While it's certainly progress that some Republicans in Louisiana helped to pass the recreational marijuana bill, the full House and Senate, as well as Governor John Bel Edwards would all need to support the bill for it to become law.
This sets up some large obstacles for recreational marijuana legalization in Louisiana as both the House and Senate have a Republican majority and Gov. Edwards has previously stated his opposition to recreational marijuana legalization.
While the Governor of Louisiana signed a bill into law last year that expanded the qualifying conditions to be prescribed medical marijuana in the state, he has stated that he doesn't wish to legalize recreational marijuana.
However, speaking on what he would do if the bill arrived on his desk, Gov. Edwards said:
"As I almost always do, I'll take a bill as it arrives on my desk and see what it contains," Edwards said. "I'm not going to speculate now on that. But I do have great interest in that bill and what it says especially if it does make it up to the fourth floor."

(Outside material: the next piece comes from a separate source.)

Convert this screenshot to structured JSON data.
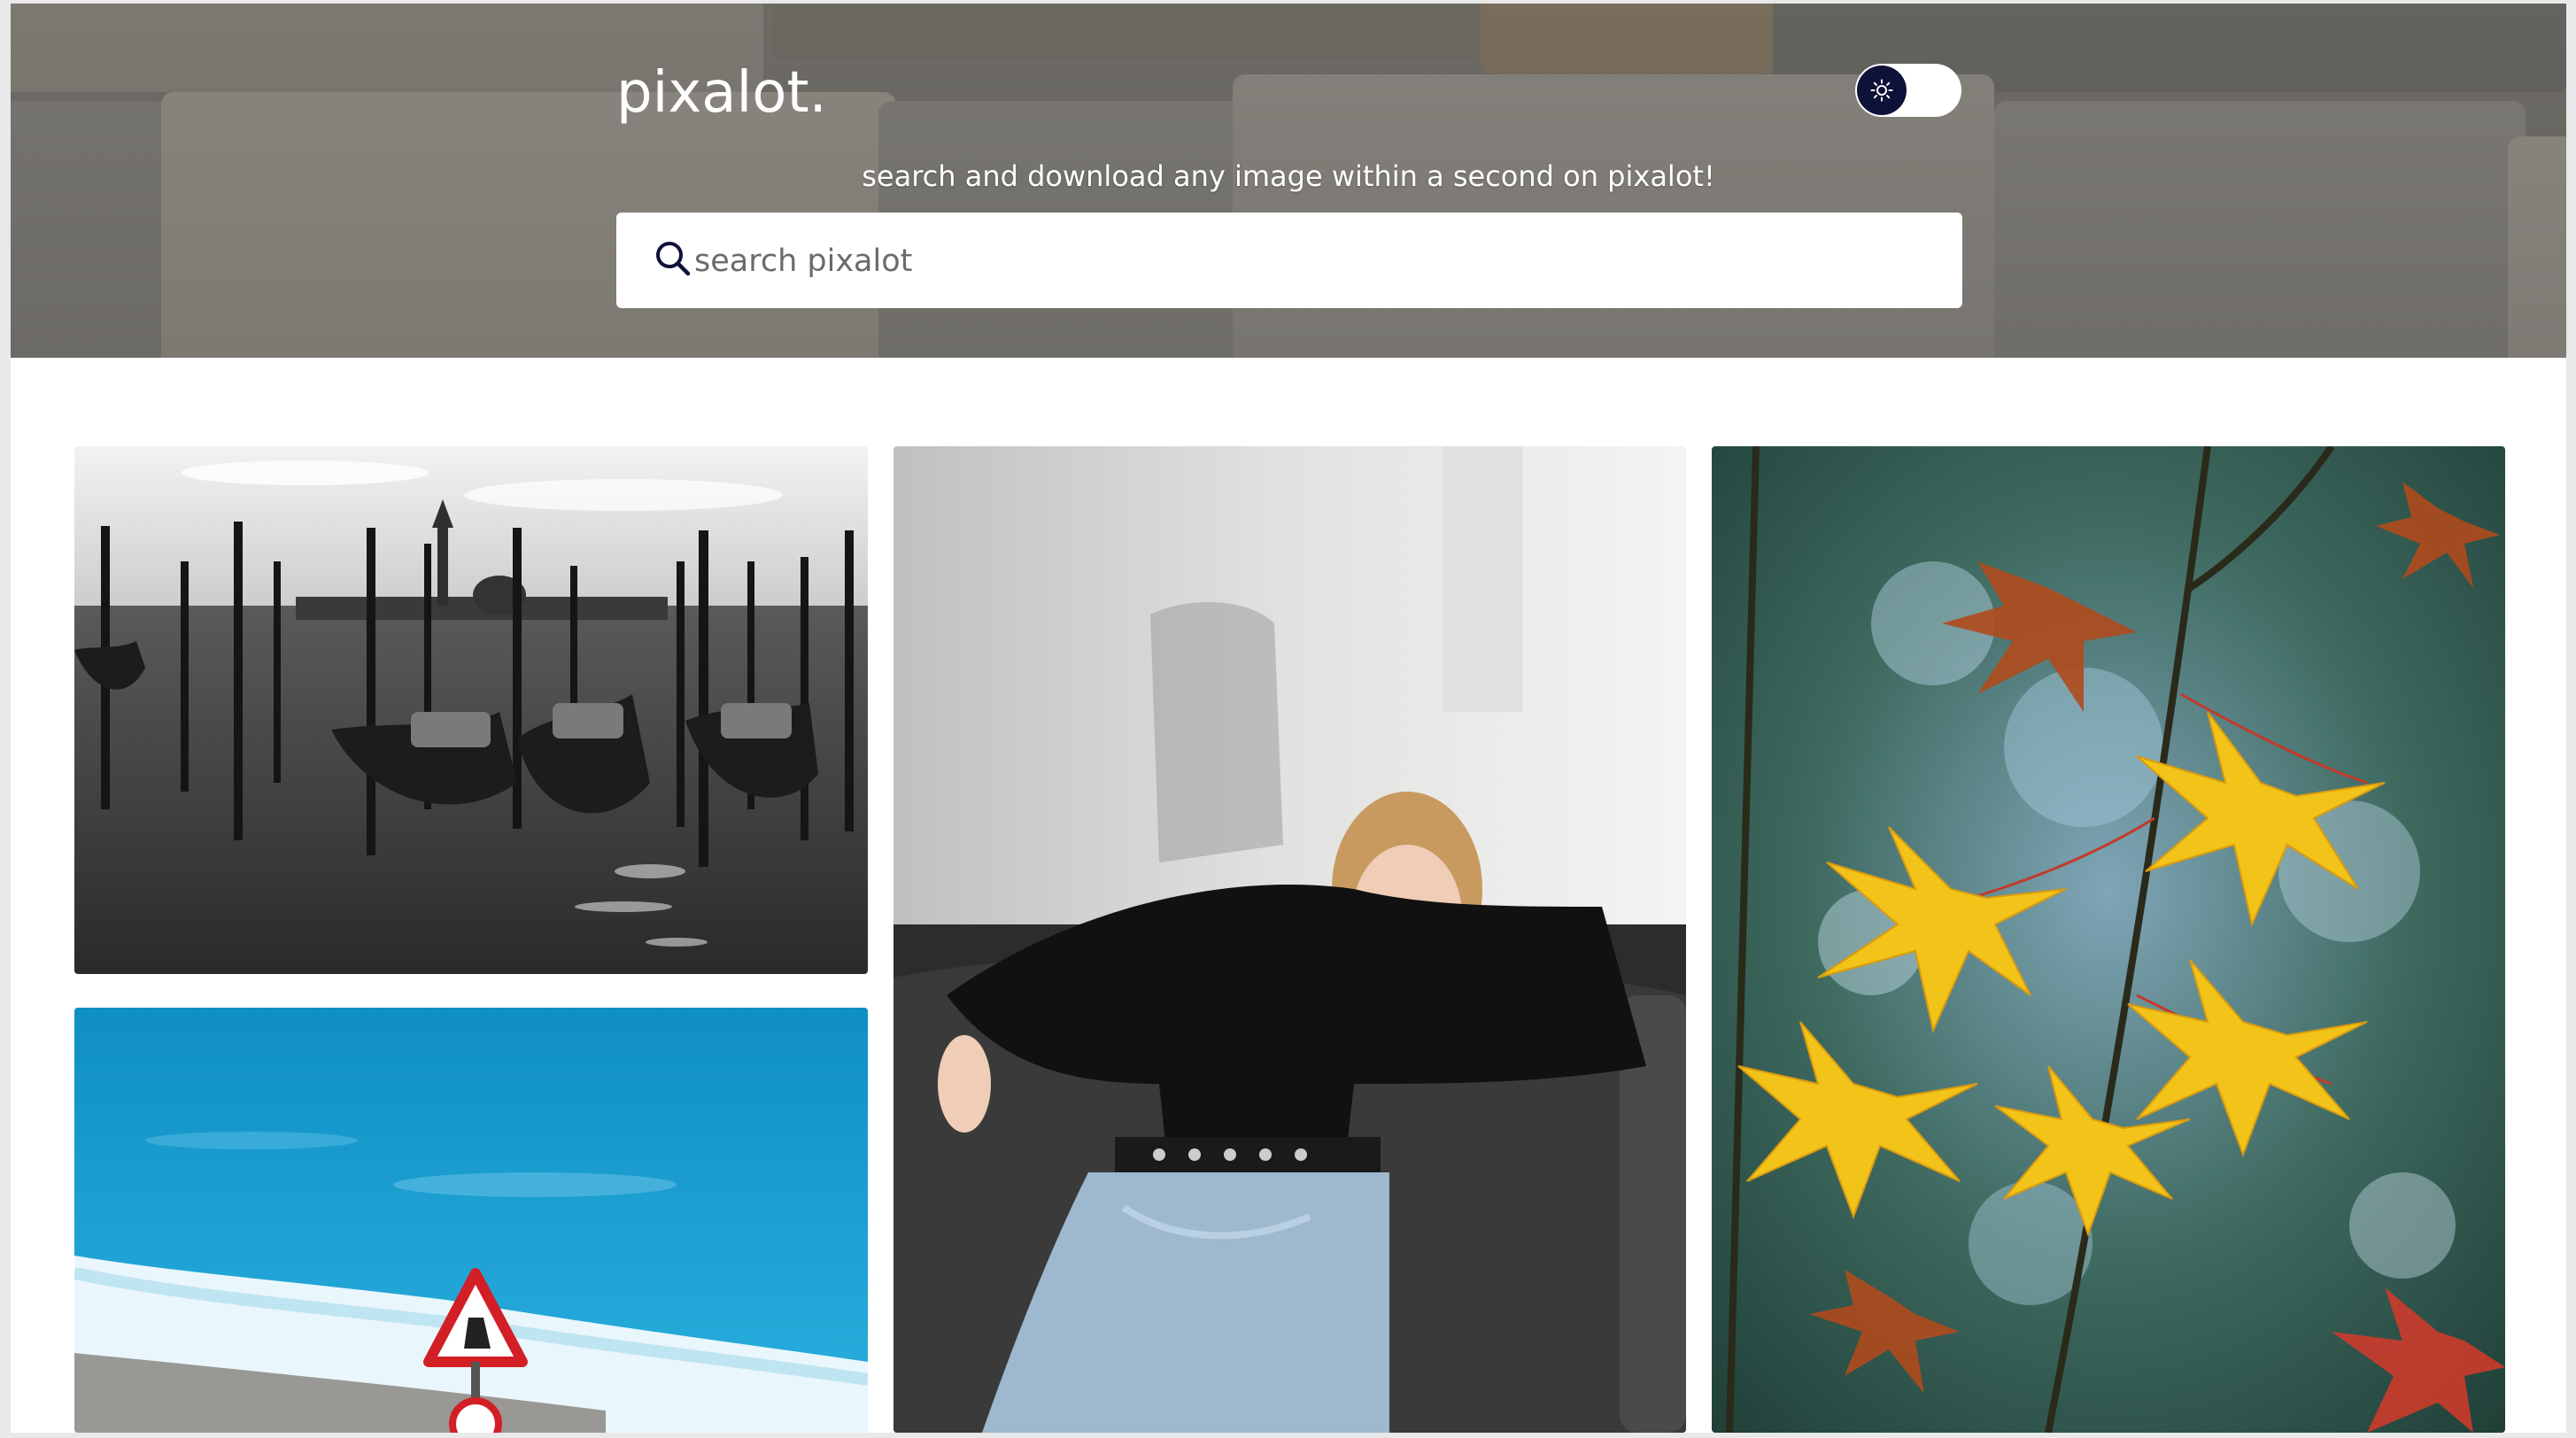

The bill was introduced by 34-year-old Republican Rep. Richard Nelson, who says he has never smoked marijuana but he believes that the War on Drugs has been a failure and hasn't prevented marijuana use.
He also cited the popularity of marijuana legalization as a motivating factor behind his introduction of H.B. 524, saying that "Marijuana is more popular than Donald Trump in Louisiana."
While it looks unlikely that Louisianan legislators will support the bill at the House and Senate levels, polling data does suggest that a majority of residents in the state do support marijuana legalization.